The hacker ethic has deep roots in Facebook’s history. Zuckerberg invoked the idea in his letter to investors before the company’s initial public offering, describing Facebook’s culture as centered around the “Hacker Way.”
“Hackers believe that something can always be better, and that nothing is ever complete,” Zuckerberg wrote in the letter. “They just have to go fix it -- often in the face of people who say it’s impossible or are content with the status quo.”
There are risks for Facebook painting a bull’s-eye on its network. Hackers who otherwise wouldn’t have considered it will likely begin probing the network, and service could be disrupted. By the same token, corporate networks are attacked constantly anyway, so engaging outsiders who are willing to report bugs instead of selling them to criminals is wise, said Tom Cross, director of security research at Lancope Inc.

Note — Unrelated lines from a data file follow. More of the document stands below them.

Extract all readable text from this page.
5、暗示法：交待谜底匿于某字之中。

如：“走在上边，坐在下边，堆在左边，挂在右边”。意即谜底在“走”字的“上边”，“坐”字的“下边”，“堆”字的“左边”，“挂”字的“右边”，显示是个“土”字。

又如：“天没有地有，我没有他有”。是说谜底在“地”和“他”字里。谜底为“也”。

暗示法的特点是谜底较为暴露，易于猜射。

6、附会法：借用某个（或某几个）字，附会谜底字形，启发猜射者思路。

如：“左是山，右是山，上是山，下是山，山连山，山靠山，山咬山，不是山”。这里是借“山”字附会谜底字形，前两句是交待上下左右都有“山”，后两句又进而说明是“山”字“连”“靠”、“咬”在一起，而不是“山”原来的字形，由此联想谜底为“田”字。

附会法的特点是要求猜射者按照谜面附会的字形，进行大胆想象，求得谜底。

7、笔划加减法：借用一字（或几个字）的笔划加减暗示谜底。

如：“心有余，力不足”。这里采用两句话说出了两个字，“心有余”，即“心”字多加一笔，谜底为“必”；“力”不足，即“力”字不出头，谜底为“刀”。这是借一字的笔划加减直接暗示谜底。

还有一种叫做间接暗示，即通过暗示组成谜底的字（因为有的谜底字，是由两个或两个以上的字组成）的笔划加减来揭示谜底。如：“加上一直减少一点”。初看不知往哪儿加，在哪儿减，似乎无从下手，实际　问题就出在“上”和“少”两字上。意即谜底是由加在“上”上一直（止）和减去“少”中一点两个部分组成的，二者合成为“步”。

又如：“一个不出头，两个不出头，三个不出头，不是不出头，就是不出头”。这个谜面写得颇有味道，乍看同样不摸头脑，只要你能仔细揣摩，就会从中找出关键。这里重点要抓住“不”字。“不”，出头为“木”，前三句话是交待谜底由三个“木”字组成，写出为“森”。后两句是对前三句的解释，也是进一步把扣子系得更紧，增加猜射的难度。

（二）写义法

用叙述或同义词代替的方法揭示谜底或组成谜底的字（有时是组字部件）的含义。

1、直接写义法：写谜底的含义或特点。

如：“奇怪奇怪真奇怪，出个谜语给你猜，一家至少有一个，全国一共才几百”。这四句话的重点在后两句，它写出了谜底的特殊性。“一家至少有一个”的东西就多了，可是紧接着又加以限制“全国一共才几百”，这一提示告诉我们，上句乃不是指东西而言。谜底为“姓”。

“It’s a positive step, and it’s a bold step,” he said. “It puts researchers in a position where they’re a little more comfortable, knowing that the organization anticipates receiving these kinds of disclosures and is not going to turn around and accuse them of doing something wrong. But on the other hand, it opens up the prospect that people are going to think they’re authorized to go poking at the network and poking at the site, and if they knock something over, so be it.”